There would be no news conference on this night. He was too crushed to get up from his stall. His Pittsburgh Penguins lost the Stanley Cup final to the Detroit Red Wings and left Crosby with a pain like no other he's felt in his 20 years.
"Yes, definitely ... definitely," said the Penguins captain.
A year ago, I was at a championship game and it was a different player crying his eyes out, trying to make sense of an all-too-long season that was all for naught. The conversation was similar, but so, too, was the underlying determination.
Crosby's down now, but I doubt that lasts for long.
Last May, it was the Memorial Cup, where the host Vancouver Giants took the championship against their bitter rival, the Medicine Hat Tigers.
And the best player for the losing side that afternoon just happened to be Darren Helm.
Afterwards, in sombre circumstances, I chatted with Helm a little, asking what he felt the near future held. As a 20-year-old fifth-round pick of one of the NHL's top contenders, a realistic best-case scenario was likely a tour with the Red Wings' AHL affiliate, but Helm said he had designs on playing in Detroit in 2007-08.
Twelve months later, he's a Stanley Cup champion.
The point being that, in sport, heartbreak's not all that far removed from jubilation, and predicting how that road goes is incredibly difficult. As much as Helm tried to will his Tigers to victory last year, he couldn't — but there was a lesson there, valuable experience that paid off down the line.
And I think the same can be said of Sidney Crosby. There's no doubt in my mind he'll get here again, and maybe next time, he'll get his due.
Ultimately, the better team won this year, and I think the fact the series went six games flattered Pittsburgh. Without a heroic performance from Marc-Andre Fleury in Game 5, this series would have wrapped up Monday in Detroit.
Still, the Penguins showed heart by not folding after being heavily outplayed in Games 1 and 2, and there are positives to glean from the fact this young team advanced to within two wins of a championship.
But there's also a cost to not winning now.
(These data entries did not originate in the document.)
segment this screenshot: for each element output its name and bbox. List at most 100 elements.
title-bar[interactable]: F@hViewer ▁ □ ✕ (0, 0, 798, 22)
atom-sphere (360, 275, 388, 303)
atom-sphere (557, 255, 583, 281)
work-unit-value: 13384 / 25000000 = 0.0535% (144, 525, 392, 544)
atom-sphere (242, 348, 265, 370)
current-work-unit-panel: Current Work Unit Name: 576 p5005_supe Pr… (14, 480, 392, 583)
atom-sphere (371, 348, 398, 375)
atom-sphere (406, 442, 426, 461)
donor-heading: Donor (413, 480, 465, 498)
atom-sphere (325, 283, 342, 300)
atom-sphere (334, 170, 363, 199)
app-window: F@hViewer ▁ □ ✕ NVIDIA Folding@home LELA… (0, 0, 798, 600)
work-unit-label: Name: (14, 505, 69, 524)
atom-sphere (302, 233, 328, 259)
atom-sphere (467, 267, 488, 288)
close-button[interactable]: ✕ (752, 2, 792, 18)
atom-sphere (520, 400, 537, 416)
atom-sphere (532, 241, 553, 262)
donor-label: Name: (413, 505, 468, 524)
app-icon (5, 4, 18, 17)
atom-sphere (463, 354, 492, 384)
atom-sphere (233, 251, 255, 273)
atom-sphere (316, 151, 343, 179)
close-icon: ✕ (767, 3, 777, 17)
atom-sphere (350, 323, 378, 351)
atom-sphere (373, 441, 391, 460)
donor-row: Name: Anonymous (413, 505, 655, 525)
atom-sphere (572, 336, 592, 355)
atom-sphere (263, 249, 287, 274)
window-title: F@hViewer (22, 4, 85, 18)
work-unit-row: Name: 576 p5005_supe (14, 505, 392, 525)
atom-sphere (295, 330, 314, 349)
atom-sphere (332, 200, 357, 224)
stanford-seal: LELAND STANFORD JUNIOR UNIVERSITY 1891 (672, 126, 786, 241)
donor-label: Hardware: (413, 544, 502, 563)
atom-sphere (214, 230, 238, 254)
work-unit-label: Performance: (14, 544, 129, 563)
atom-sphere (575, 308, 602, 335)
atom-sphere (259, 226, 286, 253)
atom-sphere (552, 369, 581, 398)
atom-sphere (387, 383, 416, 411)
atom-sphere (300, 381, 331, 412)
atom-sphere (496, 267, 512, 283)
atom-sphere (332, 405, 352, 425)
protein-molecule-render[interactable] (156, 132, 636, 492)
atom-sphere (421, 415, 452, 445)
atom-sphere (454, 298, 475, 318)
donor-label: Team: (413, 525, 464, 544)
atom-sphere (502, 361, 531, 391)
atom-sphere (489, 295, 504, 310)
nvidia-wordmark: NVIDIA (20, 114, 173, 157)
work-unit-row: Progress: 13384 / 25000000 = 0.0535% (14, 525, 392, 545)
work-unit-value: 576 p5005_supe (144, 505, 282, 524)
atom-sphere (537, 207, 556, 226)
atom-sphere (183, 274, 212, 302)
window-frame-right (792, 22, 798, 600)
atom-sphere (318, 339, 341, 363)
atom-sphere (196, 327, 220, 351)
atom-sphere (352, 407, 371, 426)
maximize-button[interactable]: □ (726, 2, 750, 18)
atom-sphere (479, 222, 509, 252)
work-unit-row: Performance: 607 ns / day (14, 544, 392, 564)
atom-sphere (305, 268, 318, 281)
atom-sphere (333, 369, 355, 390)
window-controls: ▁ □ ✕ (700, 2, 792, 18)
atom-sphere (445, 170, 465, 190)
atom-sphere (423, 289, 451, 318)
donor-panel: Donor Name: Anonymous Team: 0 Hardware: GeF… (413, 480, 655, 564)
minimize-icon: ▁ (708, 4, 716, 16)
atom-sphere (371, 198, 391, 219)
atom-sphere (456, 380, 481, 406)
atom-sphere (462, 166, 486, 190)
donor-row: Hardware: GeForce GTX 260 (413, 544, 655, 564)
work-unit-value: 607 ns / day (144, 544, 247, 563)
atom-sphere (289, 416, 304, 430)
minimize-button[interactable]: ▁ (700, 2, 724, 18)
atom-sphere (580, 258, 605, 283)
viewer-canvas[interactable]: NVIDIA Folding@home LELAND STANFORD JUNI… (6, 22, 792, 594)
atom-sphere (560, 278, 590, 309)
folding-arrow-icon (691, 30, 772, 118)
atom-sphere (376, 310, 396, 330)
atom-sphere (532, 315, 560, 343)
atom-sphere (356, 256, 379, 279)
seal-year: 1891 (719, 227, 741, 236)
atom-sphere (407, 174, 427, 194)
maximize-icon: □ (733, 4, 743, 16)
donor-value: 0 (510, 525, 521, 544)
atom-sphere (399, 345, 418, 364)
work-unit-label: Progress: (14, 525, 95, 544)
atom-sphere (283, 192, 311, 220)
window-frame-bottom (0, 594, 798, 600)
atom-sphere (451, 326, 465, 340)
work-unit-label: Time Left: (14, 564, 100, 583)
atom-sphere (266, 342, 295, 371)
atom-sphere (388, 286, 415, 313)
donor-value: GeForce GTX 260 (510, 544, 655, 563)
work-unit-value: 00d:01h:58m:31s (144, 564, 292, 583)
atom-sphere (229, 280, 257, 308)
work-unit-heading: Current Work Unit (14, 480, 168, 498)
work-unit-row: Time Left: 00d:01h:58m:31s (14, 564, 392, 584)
Pittsburgh GM Ray Shero has some incredibly difficult decisions to make this off-season, with 10 unrestricted free agents of note and three soon-to-be RFAs expected to claim those big-dollar contracts youngsters have been getting under this CBA.
It's going to be very difficult for the Penguins to maintain a lot of continuity going forward, something that can't be said for the champions. Detroit's UFA class consists of a backup goaltender who won't be back (Dom Hasek), two depth forwards that will return for a song or retire (Dallas Drake and Darren McCarty), and three blueliners who will be glad to return or can be easily replaced (Chris Chelios, Brad Stuart and Andreas Lilja).
These Red Wings will be back, good as new, next season — especially considering how criminally under the cap they currently are heading into 2008-09. And, these days, June 4 isn't all that late for a season to go.
You hear this every year at this time, but a repeat could be in the cards.